In the calm after the storm,
She walked away.
Drenched in love,
I scaled the peaks, but alas—Ms D’Souza turned from the blackboard, and the boys drooled at her sight: her curly hair and dreamy eyes. Mr Ghosh grinned, standing on a bench and holding his ears. The scent of bél flowers in her hair sent his senses into a tizzy as she walked past, reciting the poem.
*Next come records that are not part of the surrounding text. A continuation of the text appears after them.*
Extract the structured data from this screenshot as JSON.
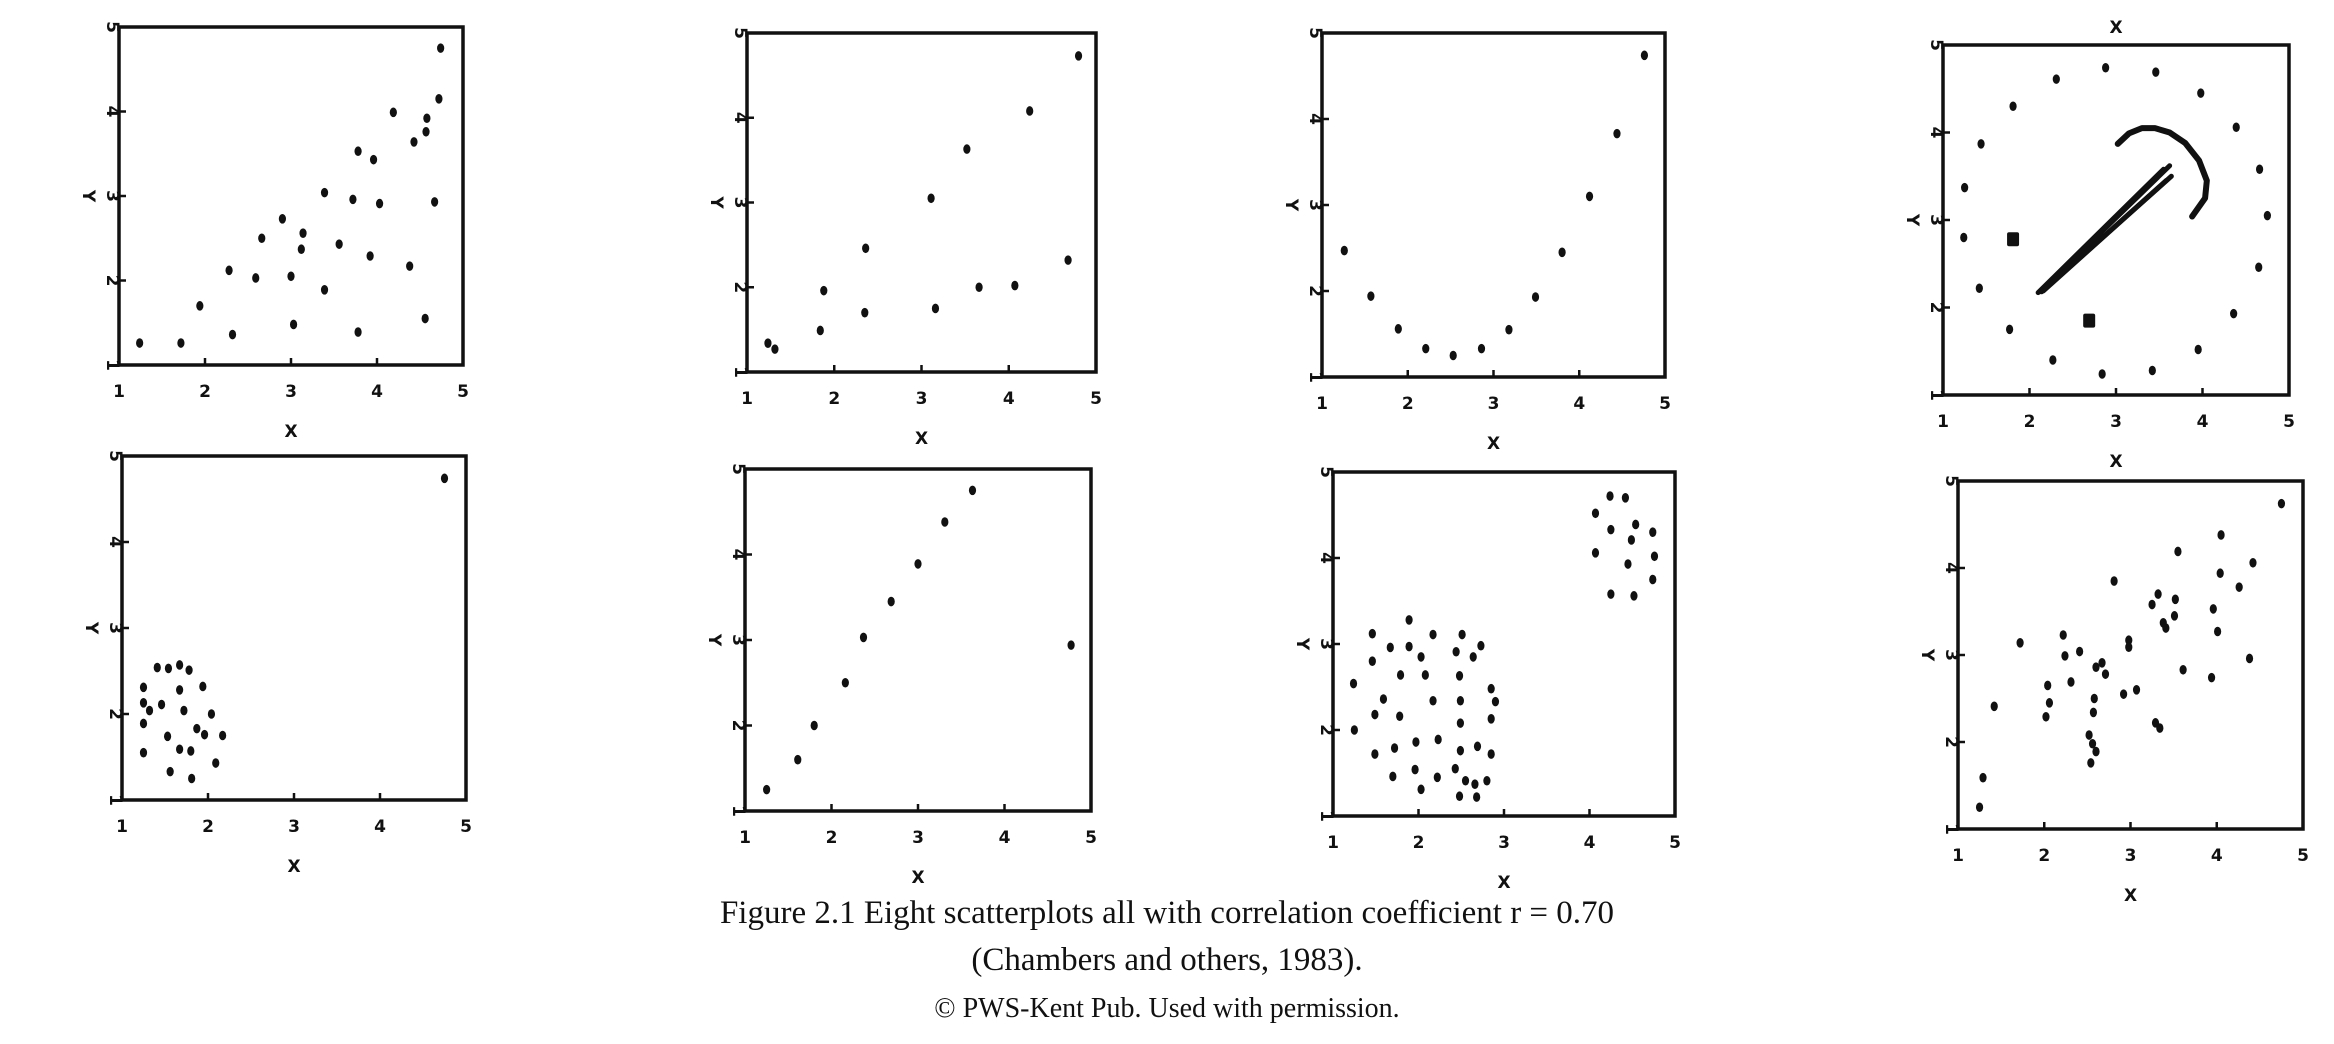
{
  "caption": {
    "line1": "Figure 2.1   Eight scatterplots all with correlation coefficient r = 0.70",
    "line2": "(Chambers and others, 1983).",
    "line3": "© PWS-Kent Pub.  Used with permission."
  },
  "chart_data": [
    {
      "type": "scatter",
      "xlabel": "X",
      "ylabel": "Y",
      "xlim": [
        1,
        5
      ],
      "ylim": [
        1,
        5
      ],
      "xticks": [
        "1",
        "2",
        "3",
        "4",
        "5"
      ],
      "yticks": [
        "1",
        "2",
        "3",
        "4",
        "5"
      ],
      "grid": false,
      "points": [
        [
          1.24,
          1.26
        ],
        [
          1.72,
          1.26
        ],
        [
          1.94,
          1.7
        ],
        [
          2.32,
          1.36
        ],
        [
          2.28,
          2.12
        ],
        [
          2.59,
          2.03
        ],
        [
          2.66,
          2.5
        ],
        [
          2.9,
          2.73
        ],
        [
          3.0,
          2.05
        ],
        [
          3.03,
          1.48
        ],
        [
          3.14,
          2.56
        ],
        [
          3.12,
          2.37
        ],
        [
          3.39,
          3.04
        ],
        [
          3.39,
          1.89
        ],
        [
          3.56,
          2.43
        ],
        [
          3.72,
          2.96
        ],
        [
          3.78,
          3.53
        ],
        [
          3.78,
          1.39
        ],
        [
          3.92,
          2.29
        ],
        [
          3.96,
          3.43
        ],
        [
          4.03,
          2.91
        ],
        [
          4.19,
          3.99
        ],
        [
          4.38,
          2.17
        ],
        [
          4.43,
          3.64
        ],
        [
          4.56,
          1.55
        ],
        [
          4.57,
          3.76
        ],
        [
          4.58,
          3.92
        ],
        [
          4.67,
          2.93
        ],
        [
          4.72,
          4.15
        ],
        [
          4.74,
          4.75
        ]
      ]
    },
    {
      "type": "scatter",
      "xlabel": "X",
      "ylabel": "Y",
      "xlim": [
        1,
        5
      ],
      "ylim": [
        1,
        5
      ],
      "xticks": [
        "1",
        "2",
        "3",
        "4",
        "5"
      ],
      "yticks": [
        "1",
        "2",
        "3",
        "4",
        "5"
      ],
      "grid": false,
      "points": [
        [
          1.24,
          1.34
        ],
        [
          1.32,
          1.27
        ],
        [
          1.84,
          1.49
        ],
        [
          1.88,
          1.96
        ],
        [
          2.35,
          1.7
        ],
        [
          2.36,
          2.46
        ],
        [
          3.11,
          3.05
        ],
        [
          3.16,
          1.75
        ],
        [
          3.52,
          3.63
        ],
        [
          3.66,
          2.0
        ],
        [
          4.07,
          2.02
        ],
        [
          4.24,
          4.08
        ],
        [
          4.68,
          2.32
        ],
        [
          4.8,
          4.73
        ]
      ]
    },
    {
      "type": "scatter",
      "xlabel": "X",
      "ylabel": "Y",
      "xlim": [
        1,
        5
      ],
      "ylim": [
        1,
        5
      ],
      "xticks": [
        "1",
        "2",
        "3",
        "4",
        "5"
      ],
      "yticks": [
        "1",
        "2",
        "3",
        "4",
        "5"
      ],
      "grid": false,
      "points": [
        [
          1.26,
          2.47
        ],
        [
          1.57,
          1.94
        ],
        [
          1.89,
          1.56
        ],
        [
          2.21,
          1.33
        ],
        [
          2.53,
          1.25
        ],
        [
          2.86,
          1.33
        ],
        [
          3.18,
          1.55
        ],
        [
          3.49,
          1.93
        ],
        [
          3.8,
          2.45
        ],
        [
          4.12,
          3.1
        ],
        [
          4.44,
          3.83
        ],
        [
          4.76,
          4.74
        ]
      ]
    },
    {
      "type": "scatter",
      "xlabel": "X",
      "xlabel_top": "X",
      "ylabel": "Y",
      "xlim": [
        1,
        5
      ],
      "ylim": [
        1,
        5
      ],
      "xticks": [
        "1",
        "2",
        "3",
        "4",
        "5"
      ],
      "yticks": [
        "1",
        "2",
        "3",
        "4",
        "5"
      ],
      "grid": false,
      "points": [
        [
          1.25,
          3.37
        ],
        [
          1.24,
          2.8
        ],
        [
          1.44,
          3.87
        ],
        [
          1.42,
          2.22
        ],
        [
          1.81,
          4.3
        ],
        [
          1.77,
          1.75
        ],
        [
          2.31,
          4.61
        ],
        [
          2.27,
          1.4
        ],
        [
          2.88,
          4.74
        ],
        [
          2.84,
          1.24
        ],
        [
          3.46,
          4.69
        ],
        [
          3.42,
          1.28
        ],
        [
          3.98,
          4.45
        ],
        [
          3.95,
          1.52
        ],
        [
          4.39,
          4.06
        ],
        [
          4.36,
          1.93
        ],
        [
          4.66,
          3.58
        ],
        [
          4.65,
          2.46
        ],
        [
          4.75,
          3.05
        ]
      ],
      "square_points": [
        [
          1.81,
          2.78
        ],
        [
          2.69,
          1.85
        ]
      ],
      "arc_points": [
        [
          3.02,
          3.87
        ],
        [
          3.15,
          3.99
        ],
        [
          3.3,
          4.05
        ],
        [
          3.45,
          4.05
        ],
        [
          3.62,
          4.0
        ],
        [
          3.8,
          3.88
        ],
        [
          3.96,
          3.68
        ],
        [
          4.05,
          3.45
        ],
        [
          4.03,
          3.25
        ],
        [
          3.88,
          3.04
        ]
      ],
      "streak_lines": [
        [
          [
            2.1,
            2.17
          ],
          [
            3.55,
            3.58
          ]
        ],
        [
          [
            2.12,
            2.18
          ],
          [
            3.62,
            3.62
          ]
        ],
        [
          [
            2.14,
            2.18
          ],
          [
            3.64,
            3.5
          ]
        ],
        [
          [
            2.16,
            2.19
          ],
          [
            3.58,
            3.45
          ]
        ]
      ]
    },
    {
      "type": "scatter",
      "xlabel": "X",
      "ylabel": "Y",
      "xlim": [
        1,
        5
      ],
      "ylim": [
        1,
        5
      ],
      "xticks": [
        "1",
        "2",
        "3",
        "4",
        "5"
      ],
      "yticks": [
        "1",
        "2",
        "3",
        "4",
        "5"
      ],
      "grid": false,
      "points": [
        [
          4.75,
          4.74
        ],
        [
          1.25,
          2.31
        ],
        [
          1.41,
          2.54
        ],
        [
          1.54,
          2.53
        ],
        [
          1.67,
          2.57
        ],
        [
          1.78,
          2.51
        ],
        [
          1.67,
          2.28
        ],
        [
          1.94,
          2.32
        ],
        [
          1.25,
          2.13
        ],
        [
          1.46,
          2.11
        ],
        [
          1.32,
          2.04
        ],
        [
          1.72,
          2.04
        ],
        [
          2.04,
          2.0
        ],
        [
          1.25,
          1.89
        ],
        [
          1.87,
          1.83
        ],
        [
          1.96,
          1.76
        ],
        [
          2.17,
          1.75
        ],
        [
          1.53,
          1.74
        ],
        [
          1.67,
          1.59
        ],
        [
          1.8,
          1.57
        ],
        [
          1.25,
          1.55
        ],
        [
          2.09,
          1.43
        ],
        [
          1.56,
          1.33
        ],
        [
          1.81,
          1.25
        ]
      ]
    },
    {
      "type": "scatter",
      "xlabel": "X",
      "ylabel": "Y",
      "xlim": [
        1,
        5
      ],
      "ylim": [
        1,
        5
      ],
      "xticks": [
        "1",
        "2",
        "3",
        "4",
        "5"
      ],
      "yticks": [
        "1",
        "2",
        "3",
        "4",
        "5"
      ],
      "grid": false,
      "points": [
        [
          1.25,
          1.25
        ],
        [
          1.61,
          1.6
        ],
        [
          1.8,
          2.0
        ],
        [
          2.16,
          2.5
        ],
        [
          2.37,
          3.03
        ],
        [
          2.69,
          3.45
        ],
        [
          3.0,
          3.89
        ],
        [
          3.31,
          4.38
        ],
        [
          3.63,
          4.75
        ],
        [
          4.77,
          2.94
        ]
      ]
    },
    {
      "type": "scatter",
      "xlabel": "X",
      "ylabel": "Y",
      "xlim": [
        1,
        5
      ],
      "ylim": [
        1,
        5
      ],
      "xticks": [
        "1",
        "2",
        "3",
        "4",
        "5"
      ],
      "yticks": [
        "1",
        "2",
        "3",
        "4",
        "5"
      ],
      "grid": false,
      "points": [
        [
          4.24,
          4.72
        ],
        [
          4.42,
          4.7
        ],
        [
          4.07,
          4.52
        ],
        [
          4.25,
          4.33
        ],
        [
          4.54,
          4.39
        ],
        [
          4.74,
          4.3
        ],
        [
          4.49,
          4.21
        ],
        [
          4.07,
          4.06
        ],
        [
          4.76,
          4.02
        ],
        [
          4.45,
          3.93
        ],
        [
          4.74,
          3.75
        ],
        [
          4.25,
          3.58
        ],
        [
          4.52,
          3.56
        ],
        [
          1.89,
          3.28
        ],
        [
          1.46,
          3.12
        ],
        [
          2.17,
          3.11
        ],
        [
          2.51,
          3.11
        ],
        [
          1.67,
          2.96
        ],
        [
          1.89,
          2.97
        ],
        [
          2.44,
          2.91
        ],
        [
          2.73,
          2.98
        ],
        [
          2.03,
          2.85
        ],
        [
          2.64,
          2.85
        ],
        [
          1.46,
          2.8
        ],
        [
          1.79,
          2.64
        ],
        [
          2.08,
          2.64
        ],
        [
          2.48,
          2.63
        ],
        [
          1.24,
          2.54
        ],
        [
          2.85,
          2.48
        ],
        [
          1.59,
          2.36
        ],
        [
          2.17,
          2.34
        ],
        [
          2.49,
          2.34
        ],
        [
          2.9,
          2.33
        ],
        [
          1.49,
          2.18
        ],
        [
          1.78,
          2.16
        ],
        [
          2.85,
          2.13
        ],
        [
          2.49,
          2.08
        ],
        [
          1.25,
          2.0
        ],
        [
          1.97,
          1.86
        ],
        [
          2.23,
          1.89
        ],
        [
          1.72,
          1.79
        ],
        [
          2.49,
          1.76
        ],
        [
          2.69,
          1.81
        ],
        [
          1.49,
          1.72
        ],
        [
          2.85,
          1.72
        ],
        [
          1.96,
          1.54
        ],
        [
          2.43,
          1.55
        ],
        [
          1.7,
          1.46
        ],
        [
          2.22,
          1.45
        ],
        [
          2.55,
          1.41
        ],
        [
          2.66,
          1.37
        ],
        [
          2.8,
          1.41
        ],
        [
          2.03,
          1.31
        ],
        [
          2.48,
          1.23
        ],
        [
          2.68,
          1.22
        ]
      ]
    },
    {
      "type": "scatter",
      "xlabel": "X",
      "ylabel": "Y",
      "xlim": [
        1,
        5
      ],
      "ylim": [
        1,
        5
      ],
      "xticks": [
        "1",
        "2",
        "3",
        "4",
        "5"
      ],
      "yticks": [
        "1",
        "2",
        "3",
        "4",
        "5"
      ],
      "grid": false,
      "points": [
        [
          4.75,
          4.74
        ],
        [
          4.05,
          4.38
        ],
        [
          3.55,
          4.19
        ],
        [
          4.42,
          4.06
        ],
        [
          4.04,
          3.94
        ],
        [
          2.81,
          3.85
        ],
        [
          4.26,
          3.78
        ],
        [
          3.32,
          3.7
        ],
        [
          3.52,
          3.64
        ],
        [
          3.25,
          3.58
        ],
        [
          3.96,
          3.53
        ],
        [
          3.51,
          3.45
        ],
        [
          3.38,
          3.37
        ],
        [
          3.41,
          3.31
        ],
        [
          4.01,
          3.27
        ],
        [
          2.22,
          3.23
        ],
        [
          1.72,
          3.14
        ],
        [
          2.98,
          3.17
        ],
        [
          2.98,
          3.09
        ],
        [
          2.41,
          3.04
        ],
        [
          2.24,
          2.99
        ],
        [
          4.38,
          2.96
        ],
        [
          2.67,
          2.91
        ],
        [
          2.6,
          2.86
        ],
        [
          3.61,
          2.83
        ],
        [
          2.71,
          2.78
        ],
        [
          3.94,
          2.74
        ],
        [
          2.31,
          2.69
        ],
        [
          2.04,
          2.65
        ],
        [
          2.92,
          2.55
        ],
        [
          3.07,
          2.6
        ],
        [
          2.58,
          2.5
        ],
        [
          2.06,
          2.45
        ],
        [
          1.42,
          2.41
        ],
        [
          2.57,
          2.34
        ],
        [
          2.02,
          2.29
        ],
        [
          3.29,
          2.22
        ],
        [
          3.34,
          2.16
        ],
        [
          2.52,
          2.08
        ],
        [
          2.56,
          1.98
        ],
        [
          2.6,
          1.89
        ],
        [
          2.54,
          1.76
        ],
        [
          1.29,
          1.59
        ],
        [
          1.25,
          1.25
        ]
      ]
    }
  ]
}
He closed his eyes… only to be violently roused by the thunderous cheer of a football match. He stood leaning against the goalpost, his hair ruffled by the summer breeze that carried the smell of fresh-cut grass. The scores were tied with only a minute to go, and his team fought on. He could hear the crowd applause and scream with frantic passion but could only figure out Ms D’Souza, standing amidst them, beckoning him. She looked beautiful in a simple white gown, a yellow lily behind her ear. He grinned coyly and stretched out his arms, but… whoosh, the ball whizzed past, barely missing his face. He opened his eyes to discover that the ball lay tangled inside the net as the opponent team huddled in jubilation. He had dozed off yet again, leaning against the goalpost…
‘…someone with your condition can carry on with day-to-day activities in half-asleep states, and, and… they often experience sleep paralysis while awake, conscious… Mr Ghosh? Mr Ghosh!’
Mr Ghosh sprang up in his seat.
‘Was it another of your episodes?’ the doctor asked.
‘Um, I don’t know. It might have been.’
Outside, his wife was reading a film magazine. She looked at him quizzically, but he said nothing. He merely smiled and helped her onto her feet as she struggled with her skewed centre of gravity. Then, as they returned home in a taxi, holding hands, Mr Ghosh, gazing at the passing vehicles, shops and buildings, lamented about the future. He predicted it. ‘I don’t know how present I’d be when you would give birth to our child. I’d probably miss her subsequent birthdays too, his—if it’s a boy, doze off in a corner and wake up when they sing the birthday song. I’d miss the precious moments in life, like when our kiddo takes her first step or calls me Papa. I’d be fired from jobs, only to keep moving from one company to another. I might not even be there for you when you need me, and you may find me snoozing on the couch as you recount your day or grouse about your friends. I’d someday purchase a car but never get to drive it and take you on a long, romantic drive. I’d create awkward and embarrassing situations, both in private and public, be a burden, and multiply your troubles as I grow old. For all that, I am sorry. I understand that those incidents would leave you helpless, angry, frustrated or even disgusted. But in the end, I’m certain you’d always awaken me with a smile, not a yell or a slap. You wouldn’t mock my imperfections or take me as lazy, clumsy or socially awkward. And for that, I’d forever be grateful.’